Stimmen aus dem Projekt Care Leaver Mentoring

Stimmen aus dem Projekt Care Leaver Mentoring

„Es ist so, als hätte ich eine große Schwester, die auf mich aufpasst“

Der Übergang vom Jugend­al­ter zum Erwach­sen­sein stellt für viele junge Menschen eine Her­aus­for­de­rung dar. Wenn sie in Fremd­un­ter­brin­gung (also nicht bei ihrer Her­kunfts­fa­mi­lie) auf­wach­sen, kann es mitunter noch schwie­ri­ger werden. Nach dem Auszug aus der sozi­al­päd­ago­gi­schen Wohn­ge­mein­schaft („leaving care“) ist dann häufig niemanden mehr da, an den sie sich wenden können. Das Projekt Care Leaver Mentoring der Volks­hil­fe Wien ändert das!

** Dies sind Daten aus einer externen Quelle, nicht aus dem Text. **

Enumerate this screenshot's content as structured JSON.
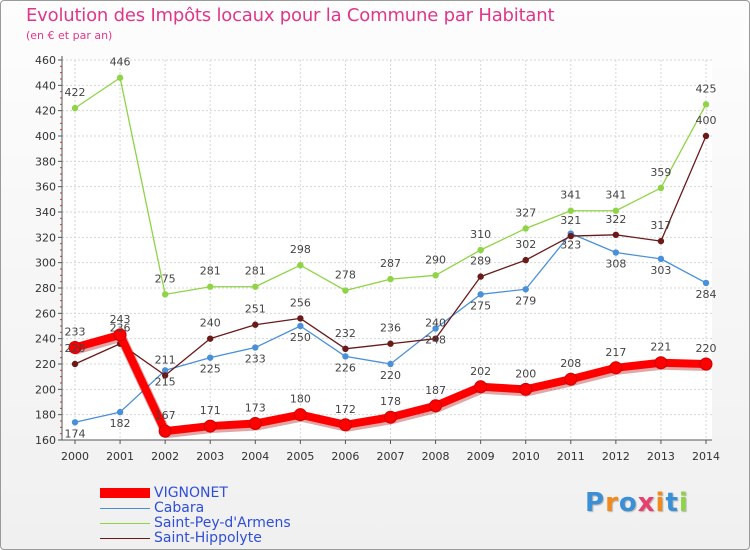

Um euch einen Einblick zu geben, wie sich so ein Mentoring gestalten kann, haben wir zwei Mentoring-Tandems des Projekts gebeten, von ihren Erfah­run­gen zu erzählen:

Claudia war beim ersten Ken­nen­ler­nen mit ihrer Mentorin 17 Jahre alt. 2023 wird sie schon 21 und das Mentoring mit Selina besteht weiterhin. Die Häu­fig­keit der Treffen hat mitt­ler­wei­le abge­nom­men – beide haben viel zu tun – aber sie sind weiterhin in Kontakt und Claudia weiß, dass sie sich bei Bedarf immer bei Selina melden kann. Das ist das Hauptziel von Care Leaver Mentoring: Jungen Menschen eine ver­läss­li­che, lang­fris­ti­ge Bezugs­per­son zur Seite zu stellen. Wichtig dabei ist natürlich, dass Mentee und Mentor*in gerne Zeit mit­ein­an­der ver­brin­gen. Darauf wird beim „matching“ besonders geachtet und die Pro­jekt­lei­tung nimmt sich dafür viel Zeit – mit Unter­stützung der Sozialpädagog*innen der WGs..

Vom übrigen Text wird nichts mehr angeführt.